La norma UNE 178201:2016 define a las ciudades inteligentes, o Smart Cities como como una “ciudad innovadora que aprovecha las Tecnologías de la Información y la Comunicación (TIC) y otros medios para mejorar la calidad de vida, la competitividad, la eficiencia del funcionamiento y los servicios urbanos, al tiempo que se asegura de que responde a las necesidades de las generaciones presente y futuras en lo que respecta a los aspectos económicos, sociales, medioambientales y culturales.”
Por tanto, por definición, son ciudades que intentan aumentar el nivel de vida de su ciudadanía mediante la gestión de una infraestructura que garantice un desarrollo y crecimiento sostenible, una mayor eficacia y rendimiento de los recursos que dispone y haciendo más participes a los habitantes del día a día de la ciudad.
El desarrollo de una ciudad inteligente no supone únicamente la incorporación de recursos tecnológicos que sean capaces de medir todos los aspectos relacionados con la gestión energética, la promoción de servicios de domótica para edificios y viviendas cada vez más eficientes y la implantación de sistemas de transporte ecológicos, inteligentes y sostenibles. Si no que, aunque se suele olvidar a menudo, la ciudad ha de girar alrededor de su elemento más importante: el ciudadano.
Sin un ciudadano que utilice, aproveche y rentabilice los recursos disponible, de nada sirve la etiqueta de Smart City.
El llamado Smart Citizen, o ciudadano inteligente, es aquel a además de recibir los servicios y recursos de la ciudad es capaz de generar y transmitir información hacia la ciudad. No solamente ha de ser capaz de recibir inputs de los sensores a los que puede tener acceso, sino que además puede generar información y datos importantes para la ciudad y el resto de vecinos.
Tiene que ser capaz de generar información inmediata sobre posibles delitos que se estén produciendo y poder informar a las fuerzas de orden de forma rápida. Tiene que tener la capacidad de informar sobre el estado de las infraestructuras de la ciudad de forma directa a los responsables de la gestión de la misma (advirtiendo de problemas en la vía pública o mobiliario urbano, por ejemplo).

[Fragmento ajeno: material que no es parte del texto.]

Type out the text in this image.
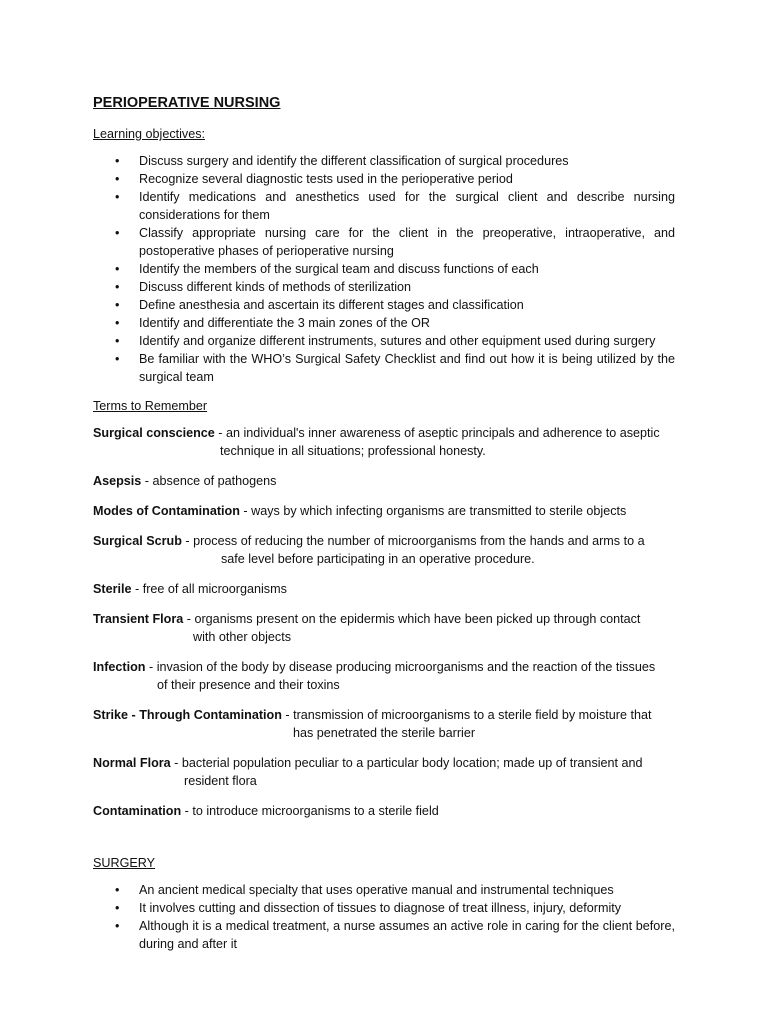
PERIOPERATIVE NURSING
Learning objectives:
• Discuss surgery and identify the different classification of surgical procedures
• Recognize several diagnostic tests used in the perioperative period
• Identify medications and anesthetics used for the surgical client and describe nursing considerations for them
• Classify appropriate nursing care for the client in the preoperative, intraoperative, and postoperative phases of perioperative nursing
• Identify the members of the surgical team and discuss functions of each
• Discuss different kinds of methods of sterilization
• Define anesthesia and ascertain its different stages and classification
• Identify and differentiate the 3 main zones of the OR
• Identify and organize different instruments, sutures and other equipment used during surgery
• Be familiar with the WHO’s Surgical Safety Checklist and find out how it is being utilized by the surgical team
Terms to Remember
Surgical conscience - an individual's inner awareness of aseptic principals and adherence to aseptic
technique in all situations; professional honesty.
Asepsis - absence of pathogens
Modes of Contamination - ways by which infecting organisms are transmitted to sterile objects
Surgical Scrub - process of reducing the number of microorganisms from the hands and arms to a
safe level before participating in an operative procedure.
Sterile - free of all microorganisms
Transient Flora - organisms present on the epidermis which have been picked up through contact
with other objects
Infection - invasion of the body by disease producing microorganisms and the reaction of the tissues
of their presence and their toxins
Strike - Through Contamination - transmission of microorganisms to a sterile field by moisture that
has penetrated the sterile barrier
Normal Flora - bacterial population peculiar to a particular body location; made up of transient and
resident flora
Contamination - to introduce microorganisms to a sterile field
SURGERY
• An ancient medical specialty that uses operative manual and instrumental techniques
• It involves cutting and dissection of tissues to diagnose of treat illness, injury, deformity
• Although it is a medical treatment, a nurse assumes an active role in caring for the client before, during and after it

Además, el ciudadano de estas Smart Cities, tiene la responsabilidad de hacer suyos los valores de las ciudades inteligentes apoyando de forma activa el uso del transporte público, reduciendo en la medida de sus posibilidades personales la producción de CO2 y sobre todo, participando de forma activa en la gestión de la ciudad y participando en la toma de decisiones que afectan no solo a el mismo, sino a todos sus convecinos.
Por tanto, la etiqueta de Smart City no puede suponer solamente el despliegue de políticas de ahorro energético, implantación de procesos TIC complejos y el compromiso más o menos formal de los políticos de turno, sino que ha de contar de forma directa con los ciudadanos, incluyéndolos en todos los foros de decisión de la ciudad y haciendo que ellos sean los protagonistas de su propio futuro como ciudad.
En cualquier otro caso, la etiqueta de Smart City, solo será un gasto y no una inversión en futuro.